El año siguiente a su “muerte” oficial participó en la convención masónica de París, celebrada el 15 de febrero de 1785.”
“…Hay otra persona cuya afirmación de haber conocido a Saint Germain no puede ponerse seriamente en duda. Se trata de Wellesley Tudor Pole, viajero e industrial a quien le fue conferida la Orden del Imperio Británico y fue acreditado estudioso de arqueología, fundador de la Big Ben Silent Minute Observance, presidente del Chalice Well Trust de Glastonbury y gobernador de la Glaston Toru School for Boys.”
“En su libro The Silent Road, Tudor Pole describe un extraño encuentro mientras viajaba en el Oriente Express.
Era en la primavera de 1938, y se dirigía a Constantinopla, leyendo el Infierno de Dante.”
“En un paradero de Bulgaria, Tudor Pole miró por la ventanilla y vio un hombre de edad mediana, apuesto y bien vestido, que caminaba sobre la nieve, en el terraplén de la vía férrea.
El hombre sonrió y saludó con la cabeza al sorprendido viajero inglés.
El tren arrancó y pronto entró en un túnel, pero el vagón de Tudor Pole siguió con las luces apagadas.

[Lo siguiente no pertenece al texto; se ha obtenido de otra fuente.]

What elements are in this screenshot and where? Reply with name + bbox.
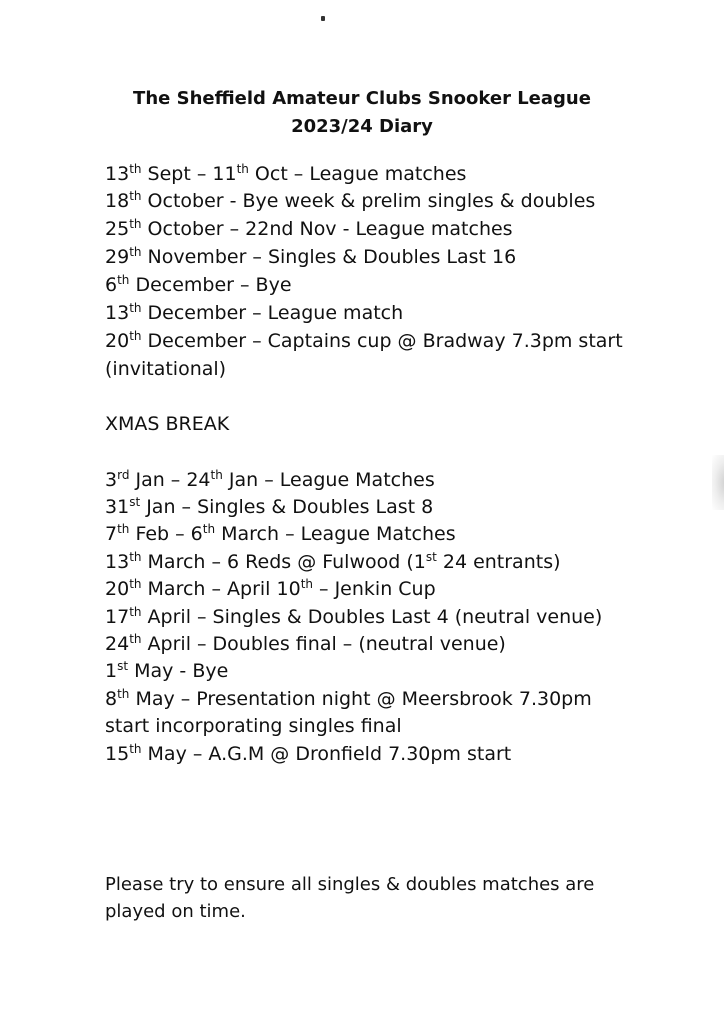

Cuando el tren salió del túnel, el desconocido estaba sentado en el rincón opuesto.
Entonces vio la obra de Dante que estaba leyendo Tudor Pole e inició una fascinante conversación sobre el problema del cielo y el infierno y el enigma de nuestro actual estado de existencia.”
“Tudor Pole dijo que su compañero de viaje hablaba con impecable acento, pero evidentemente no era inglés. Su atuendo y el sesgo de su mente sugerían que muy bien podía ser húngaro. Invitó al desconocido a comer con él, a lo cual replicó sorprendentemente que no comía manjares.”
“Un poco aturrullado, y comprendiendo que aquel hombre no era un viajero corriente, Tudor Pole se dirigió al coche restaurante. Cuando volvió una hora más tarde, su misterioso visitante se había ido.”
“Unos días después, Tudor Pole estaba en el andén de Scutari, junto al Bósforo. Su equipaje estaba ya en el tren.”
“Volvió a aparecer mi amigo del Oriente Express; estaba entre la muchedumbre, a cierta distancia de mí, y sacudía vigorosamente la cabeza.
Desconcertado, dejé que el tren se marchase sin mí.
Poco después, este tren sufrió un accidente a unos ciento cincuenta kilómetros de donde yo me hallaba.
En definitiva, recobré mi equipaje.
Parte de él estaba manchado de sangre.
“Tudor Pole no identificó al desconocido en su libro, pero Walter Lang, que escribió la Introducción y también unos comentarios sobre otro de sus libros, preguntó a Tudor Pole: “¿Sabe quién era el hombre del tren?” Pudor Pole respondió: “Sí. ¡Era Germain!”.